Monday, February 14, 2011

The Power of One (1)

It seems much easier in approaching our work to consider groups of clients and staff rather than relating with each as individuals because it tends to avoid the mess of caring. However, since we have chosen to make people our focus rather than the environment or transactions or accounts, it behoves us to deal with the people we come across as individuals and the clients we serve as unique entities or beings, different from all others, even if they are in the same sector or industry.

This deviates somewhat from what we are taught in B-school, where you need to analyze a whole industry and develop solutions that fit the needs of the industry. As I think of it however, I realize how absurd and contrary to common sense it is to treat all our day care clients as "day cares" or all our co-working space clients as "co-working spaces". Each client is as different as the individuals who comprise it. Each staff is different from the other and therefore have needs that differ from each other.

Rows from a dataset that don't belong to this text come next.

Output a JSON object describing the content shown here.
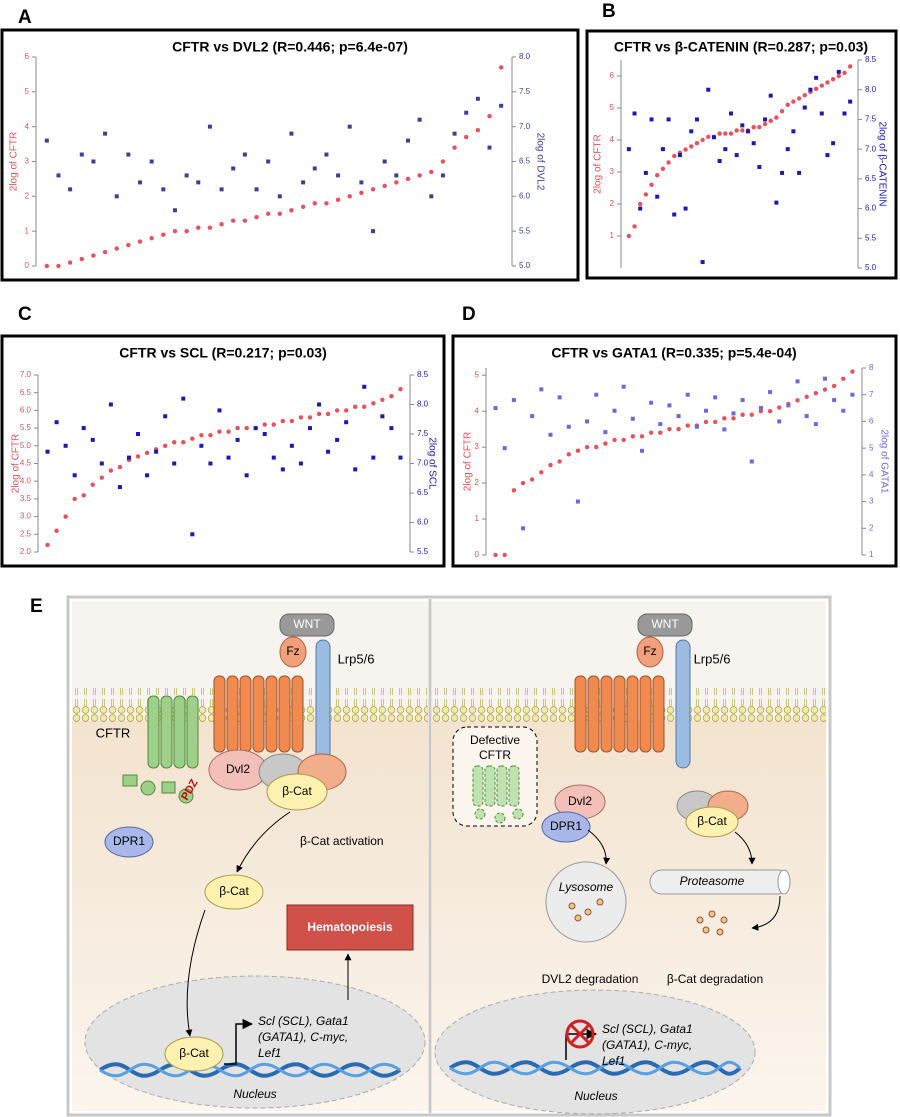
{
  "chart_data": [
    {
      "type": "scatter",
      "panel": "A",
      "title": "CFTR vs DVL2 (R=0.446; p=6.4e-07)",
      "ylabel": "2log of CFTR",
      "y2label": "2log of DVL2",
      "ylim": [
        0,
        6
      ],
      "yticks": [
        0,
        1,
        2,
        3,
        4,
        5,
        6
      ],
      "y2lim": [
        5,
        8
      ],
      "y2ticks": [
        {
          "value": 5,
          "label": "5.0"
        },
        5.5,
        {
          "value": 6,
          "label": "6.0"
        },
        6.5,
        {
          "value": 7,
          "label": "7.0"
        },
        7.5,
        {
          "value": 8,
          "label": "8.0"
        }
      ],
      "series": [
        {
          "name": "CFTR",
          "color": "#e8505b",
          "marker": "circle",
          "values": [
            0,
            0,
            0.1,
            0.2,
            0.3,
            0.4,
            0.5,
            0.6,
            0.7,
            0.8,
            0.9,
            1.0,
            1.0,
            1.1,
            1.1,
            1.2,
            1.3,
            1.3,
            1.4,
            1.5,
            1.5,
            1.6,
            1.7,
            1.8,
            1.8,
            1.9,
            2.0,
            2.1,
            2.2,
            2.3,
            2.4,
            2.5,
            2.6,
            2.7,
            3.0,
            3.4,
            3.7,
            3.9,
            4.3,
            5.7
          ]
        },
        {
          "name": "DVL2",
          "color": "#3a3f9a",
          "marker": "square",
          "axis": "y2",
          "values": [
            6.8,
            6.3,
            6.1,
            6.6,
            6.5,
            6.9,
            6.0,
            6.6,
            6.2,
            6.5,
            6.1,
            5.8,
            6.3,
            6.2,
            7.0,
            6.1,
            6.4,
            6.6,
            6.1,
            6.5,
            6.0,
            6.9,
            6.2,
            6.4,
            6.6,
            6.3,
            7.0,
            6.2,
            5.5,
            6.5,
            6.3,
            6.8,
            7.1,
            6.0,
            6.3,
            6.9,
            7.2,
            7.4,
            6.7,
            7.3
          ]
        }
      ]
    },
    {
      "type": "scatter",
      "panel": "B",
      "title": "CFTR vs β-CATENIN (R=0.287; p=0.03)",
      "ylabel": "2log of CFTR",
      "y2label": "2log of β-CATENIN",
      "ylim": [
        0,
        6.5
      ],
      "yticks": [
        1,
        2,
        3,
        4,
        5,
        6
      ],
      "y2lim": [
        5,
        8.5
      ],
      "y2ticks": [
        {
          "value": 5,
          "label": "5.0"
        },
        5.5,
        {
          "value": 6,
          "label": "6.0"
        },
        6.5,
        {
          "value": 7,
          "label": "7.0"
        },
        7.5,
        {
          "value": 8,
          "label": "8.0"
        },
        8.5
      ],
      "series": [
        {
          "name": "CFTR",
          "color": "#e8505b",
          "marker": "circle",
          "values": [
            1.0,
            1.3,
            2.0,
            2.3,
            2.6,
            2.9,
            3.1,
            3.3,
            3.5,
            3.6,
            3.7,
            3.8,
            3.9,
            4.0,
            4.1,
            4.1,
            4.2,
            4.2,
            4.2,
            4.3,
            4.3,
            4.3,
            4.4,
            4.4,
            4.5,
            4.6,
            4.7,
            4.9,
            5.1,
            5.2,
            5.3,
            5.4,
            5.5,
            5.6,
            5.7,
            5.8,
            5.9,
            6.0,
            6.1,
            6.3
          ]
        },
        {
          "name": "β-CATENIN",
          "color": "#1a1ab0",
          "marker": "square",
          "axis": "y2",
          "values": [
            7.0,
            7.6,
            6.0,
            6.6,
            7.5,
            6.2,
            7.0,
            7.5,
            5.9,
            6.9,
            6.0,
            7.3,
            7.5,
            5.1,
            8.0,
            7.2,
            6.8,
            7.0,
            7.6,
            6.9,
            7.4,
            7.3,
            7.1,
            6.7,
            7.5,
            7.9,
            6.1,
            6.6,
            7.0,
            7.3,
            6.6,
            7.7,
            8.0,
            8.2,
            7.6,
            6.9,
            7.1,
            8.3,
            7.6,
            7.8
          ]
        }
      ]
    },
    {
      "type": "scatter",
      "panel": "C",
      "title": "CFTR vs SCL (R=0.217; p=0.03)",
      "ylabel": "2log of CFTR",
      "y2label": "2log of SCL",
      "ylim": [
        2,
        7
      ],
      "yticks": [
        {
          "value": 2,
          "label": "2.0"
        },
        2.5,
        {
          "value": 3,
          "label": "3.0"
        },
        3.5,
        {
          "value": 4,
          "label": "4.0"
        },
        4.5,
        {
          "value": 5,
          "label": "5.0"
        },
        5.5,
        {
          "value": 6,
          "label": "6.0"
        },
        6.5,
        {
          "value": 7,
          "label": "7.0"
        }
      ],
      "y2lim": [
        5.5,
        8.5
      ],
      "y2ticks": [
        5.5,
        {
          "value": 6,
          "label": "6.0"
        },
        6.5,
        {
          "value": 7,
          "label": "7.0"
        },
        7.5,
        {
          "value": 8,
          "label": "8.0"
        },
        8.5
      ],
      "series": [
        {
          "name": "CFTR",
          "color": "#e8505b",
          "marker": "circle",
          "values": [
            2.2,
            2.6,
            3.0,
            3.5,
            3.6,
            3.9,
            4.1,
            4.3,
            4.4,
            4.6,
            4.7,
            4.8,
            4.9,
            5.0,
            5.1,
            5.1,
            5.2,
            5.3,
            5.3,
            5.4,
            5.4,
            5.5,
            5.5,
            5.5,
            5.6,
            5.6,
            5.7,
            5.7,
            5.8,
            5.8,
            5.9,
            5.9,
            6.0,
            6.0,
            6.1,
            6.1,
            6.2,
            6.3,
            6.4,
            6.6
          ]
        },
        {
          "name": "SCL",
          "color": "#1a1ab0",
          "marker": "square",
          "axis": "y2",
          "values": [
            7.2,
            7.7,
            7.3,
            6.8,
            7.6,
            7.4,
            7.0,
            8.0,
            6.6,
            7.1,
            7.5,
            6.8,
            7.2,
            7.8,
            7.0,
            8.1,
            5.8,
            7.3,
            7.0,
            7.9,
            7.1,
            7.4,
            6.8,
            7.6,
            7.5,
            7.1,
            6.9,
            7.3,
            7.0,
            7.6,
            8.0,
            7.2,
            7.4,
            7.7,
            6.9,
            8.3,
            7.1,
            7.8,
            7.6,
            7.1
          ]
        }
      ]
    },
    {
      "type": "scatter",
      "panel": "D",
      "title": "CFTR vs GATA1 (R=0.335; p=5.4e-04)",
      "ylabel": "2log of CFTR",
      "y2label": "2log of GATA1",
      "ylim": [
        0,
        5.2
      ],
      "yticks": [
        0,
        1,
        2,
        3,
        4,
        5
      ],
      "y2lim": [
        1,
        8
      ],
      "y2ticks": [
        1,
        2,
        3,
        4,
        5,
        6,
        7,
        8
      ],
      "series": [
        {
          "name": "CFTR",
          "color": "#e8505b",
          "marker": "circle",
          "values": [
            0,
            0,
            1.8,
            2.0,
            2.1,
            2.3,
            2.5,
            2.6,
            2.8,
            2.9,
            3.0,
            3.0,
            3.1,
            3.2,
            3.2,
            3.3,
            3.3,
            3.4,
            3.4,
            3.5,
            3.5,
            3.6,
            3.6,
            3.7,
            3.7,
            3.8,
            3.8,
            3.9,
            3.9,
            4.0,
            4.0,
            4.1,
            4.2,
            4.3,
            4.4,
            4.5,
            4.6,
            4.7,
            4.9,
            5.1
          ]
        },
        {
          "name": "GATA1",
          "color": "#6a6ae0",
          "marker": "square",
          "axis": "y2",
          "values": [
            6.5,
            5.0,
            6.8,
            2.0,
            6.2,
            7.2,
            5.5,
            6.9,
            5.8,
            3.0,
            6.0,
            7.0,
            5.6,
            6.4,
            7.3,
            6.1,
            4.9,
            6.7,
            5.9,
            6.6,
            6.2,
            7.0,
            5.8,
            6.4,
            6.9,
            5.7,
            6.3,
            6.8,
            4.5,
            6.5,
            7.1,
            6.0,
            6.6,
            7.5,
            6.2,
            5.9,
            7.6,
            6.8,
            6.4,
            7.0
          ]
        }
      ]
    }
  ],
  "diagram": {
    "panel": "E",
    "left": {
      "wnt": "WNT",
      "fz": "Fz",
      "lrp": "Lrp5/6",
      "cftr": "CFTR",
      "pdz": "PDZ",
      "dvl2": "Dvl2",
      "bcat1": "β-Cat",
      "dpr1": "DPR1",
      "activation": "β-Cat activation",
      "bcat2": "β-Cat",
      "hematopoiesis": "Hematopoiesis",
      "bcat3": "β-Cat",
      "genes": [
        "Scl (SCL), Gata1",
        "(GATA1), C-myc,",
        "Lef1"
      ],
      "nucleus": "Nucleus"
    },
    "right": {
      "wnt": "WNT",
      "fz": "Fz",
      "lrp": "Lrp5/6",
      "defective": [
        "Defective",
        "CFTR"
      ],
      "dvl2": "Dvl2",
      "dpr1": "DPR1",
      "bcat": "β-Cat",
      "lysosome": "Lysosome",
      "proteasome": "Proteasome",
      "dvl2deg": "DVL2 degradation",
      "bcatdeg": "β-Cat degradation",
      "genes": [
        "Scl (SCL), Gata1",
        "(GATA1), C-myc,",
        "Lef1"
      ],
      "nucleus": "Nucleus"
    }
  }
}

Our solution is to treat each client as a unique entity comprising unique individuals that should be related with as whole human beings and each staff as an individual unlike any other. This can be potentially messy but it is easier when one operates at a "higher level of being" than mere economic, as beautifully expounded by E.F. Schumacher, in his book, A Guide for the Perplexed. At a higher level of being, it is easy to relate with each client as distinct and with peculiar needs. This can be rewarding financially and intrinsically. Recently, by treating one of our daycare clients (the biggest daycare in Montreal) as a unique entity and not as a "day care", we were able to come up with a solution that was unique to them and ended up becoming a solution multiplier because it solved other internal challenges beyond cleaning, unintended. Beyond the potential economic rewards, this was intrinsically rewarding for the team.

Staff members too are related with as individuals, unique and whole beings too complex to be generalized and so complex that our spirits, not just our heads need to be the arena of engagement. No one who works with Zenith Cleaners is a "cleaner" in the traditional sense and even if they were, they are whole beings whose lives have to do with much more than cleaning. It is a privilege to relate with them as such and it is easier to genuinely care when we relate with them, not as "employees", here to do a job and get paid, but engage with each other as human beings whose lives intersect at this point in time but will not forever. We will therefore celebrate each other one to one and the work we do today.